One of the worst myths is the idea that there’s some “European Model” that teaches kids how to drink responsibly. The truth is that Europe has much worse youth drinking problems than the United States. In fact, every European country except for Turkey has worse youth binge drinking rates than the United States. Binge drinking is known to increase the risk for serious social problems such as fighting, assault, sexual assault, theft and burglary. So Europe, with its allowance of youth drinking, has created serious problems for itself.

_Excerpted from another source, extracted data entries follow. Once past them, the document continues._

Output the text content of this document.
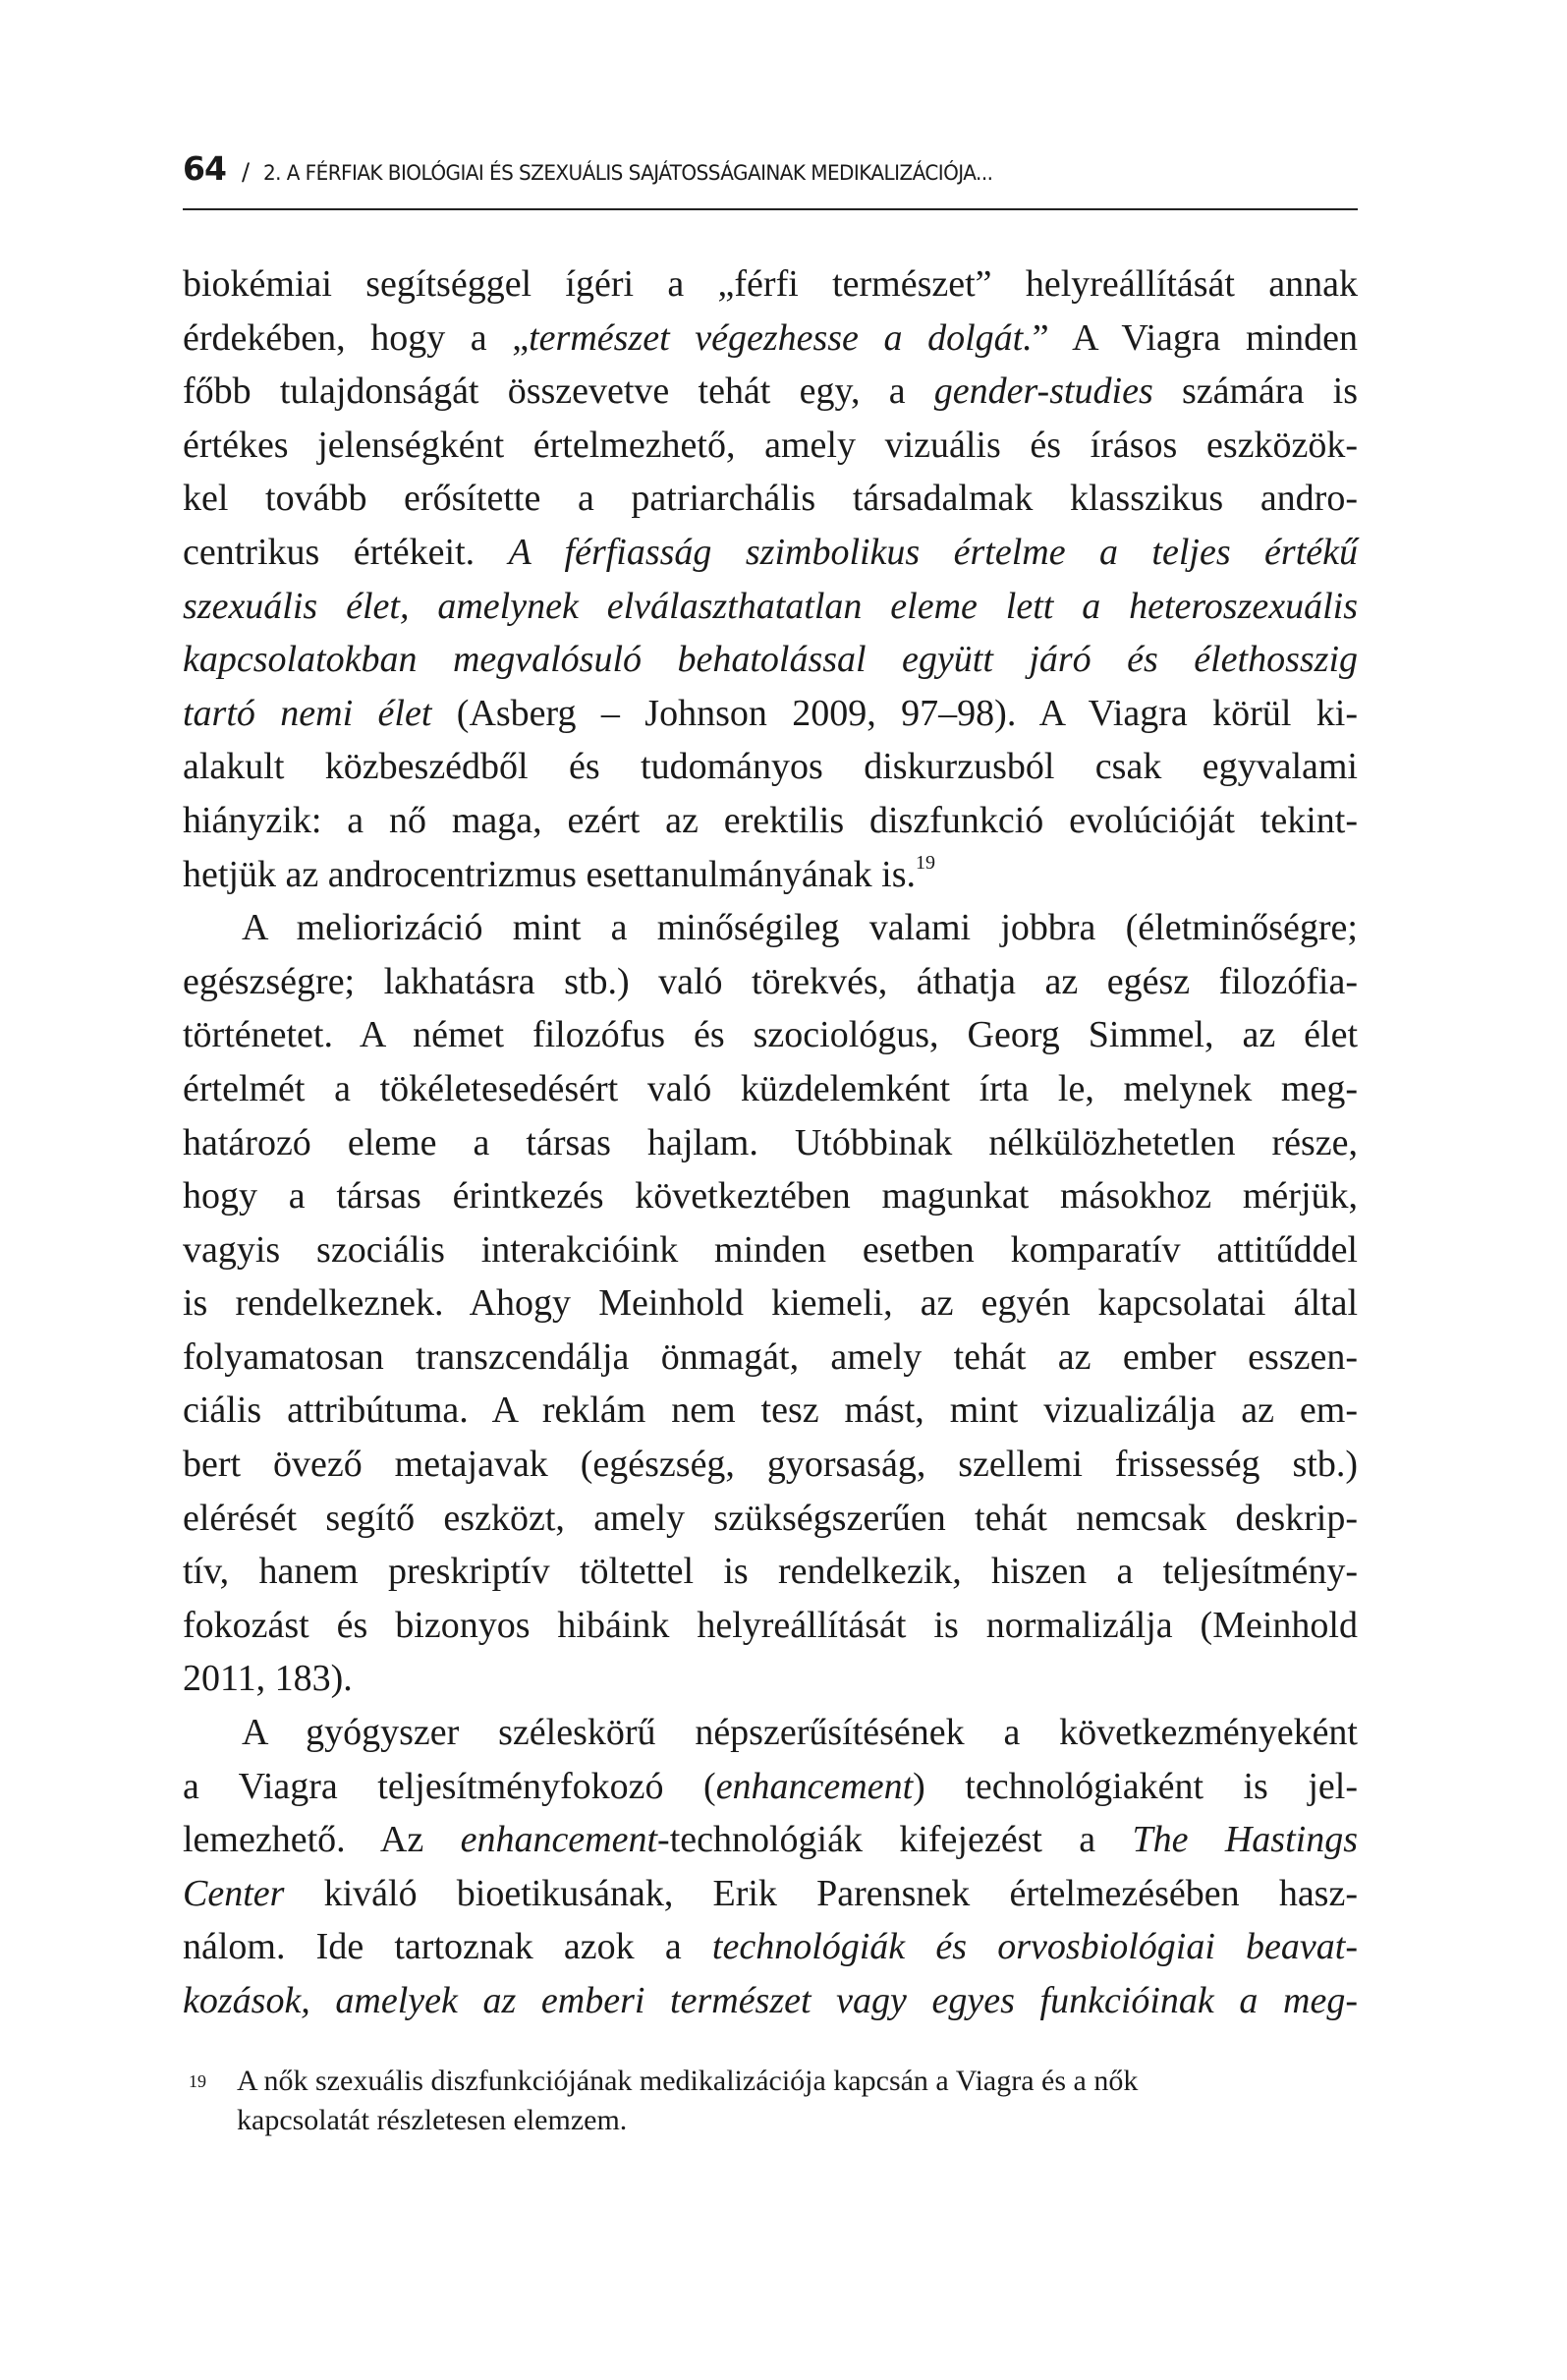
64 / 2. A FÉRFIAK BIOLÓGIAI ÉS SZEXUÁLIS SAJÁTOSSÁGAINAK MEDIKALIZÁCIÓJA...
biokémiai segítséggel ígéri a „férfi természet” helyreállítását annak
érdekében, hogy a „természet végezhesse a dolgát.” A Viagra minden
főbb tulajdonságát összevetve tehát egy, a gender-studies számára is
értékes jelenségként értelmezhető, amely vizuális és írásos eszközök-
kel tovább erősítette a patriarchális társadalmak klasszikus andro-
centrikus értékeit. A férfiasság szimbolikus értelme a teljes értékű
szexuális élet, amelynek elválaszthatatlan eleme lett a heteroszexuális
kapcsolatokban megvalósuló behatolással együtt járó és élethosszig
tartó nemi élet (Asberg – Johnson 2009, 97–98). A Viagra körül ki-
alakult közbeszédből és tudományos diskurzusból csak egyvalami
hiányzik: a nő maga, ezért az erektilis diszfunkció evolúcióját tekint-
hetjük az androcentrizmus esettanulmányának is.$^{19}$
A meliorizáció mint a minőségileg valami jobbra (életminőségre;
egészségre; lakhatásra stb.) való törekvés, áthatja az egész filozófia-
történetet. A német filozófus és szociológus, Georg Simmel, az élet
értelmét a tökéletesedésért való küzdelemként írta le, melynek meg-
határozó eleme a társas hajlam. Utóbbinak nélkülözhetetlen része,
hogy a társas érintkezés következtében magunkat másokhoz mérjük,
vagyis szociális interakcióink minden esetben komparatív attitűddel
is rendelkeznek. Ahogy Meinhold kiemeli, az egyén kapcsolatai által
folyamatosan transzcendálja önmagát, amely tehát az ember esszen-
ciális attribútuma. A reklám nem tesz mást, mint vizualizálja az em-
bert övező metajavak (egészség, gyorsaság, szellemi frissesség stb.)
elérését segítő eszközt, amely szükségszerűen tehát nemcsak deskrip-
tív, hanem preskriptív töltettel is rendelkezik, hiszen a teljesítmény-
fokozást és bizonyos hibáink helyreállítását is normalizálja (Meinhold
2011, 183).
A gyógyszer széleskörű népszerűsítésének a következményeként
a Viagra teljesítményfokozó (enhancement) technológiaként is jel-
lemezhető. Az enhancement-technológiák kifejezést a The Hastings
Center kiváló bioetikusának, Erik Parensnek értelmezésében hasz-
nálom. Ide tartoznak azok a technológiák és orvosbiológiai beavat-
kozások, amelyek az emberi természet vagy egyes funkcióinak a meg-
19 A nők szexuális diszfunkciójának medikalizációja kapcsán a Viagra és a nők
kapcsolatát részletesen elemzem.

There are plenty of other myths and misinformation:

Old enough to go to war, old enough to drink.

The military takes in youngsters particularly because they are not yet fully developed and can be molded into soldiers. The 21 law is predicated on the fact that drinking is more dangerous for youth because they’re still developing mentally and physically, and they lack experience and are more likely to take risks. Ask platoon leaders and unit commanders, and they’ll tell you that the last thing they want is young soldiers drinking.

The drinking-age law just increases the desire for the forbidden fruit.

…The opposite is true. Research shows that back when some states still had a minimum drinking age of 18, youths in those states who were under 21 drank more and continued to drink more as adults in their early 20s. In states where the drinking age was 21, teenagers drank less and continue to drink less through their early 20s.

I did it when I was a kid, and I’m OK.

Thank goodness, because many kids aren’t OK. An average of 11 American teens die each day from alcohol-related crashes. Underage drinking leads to increased teen pregnancy, violent crime, sexual assault, and huge costs to our communities. Among college students, it leads to 1,700 deaths, 500,000 injuries, 600,000 physical assaults, and 70,000 sexual assaults each year.

And on and on. Yeah, you can find a few researchers who claim otherwise. But they’re like the denialists who claim that global warming isn’t true. Do a Google Scholar search of youth, drinking, alcohol, etc. Look at the evidence in respected peer-reviewed journals. There’s no good argument for lowering the drinking age.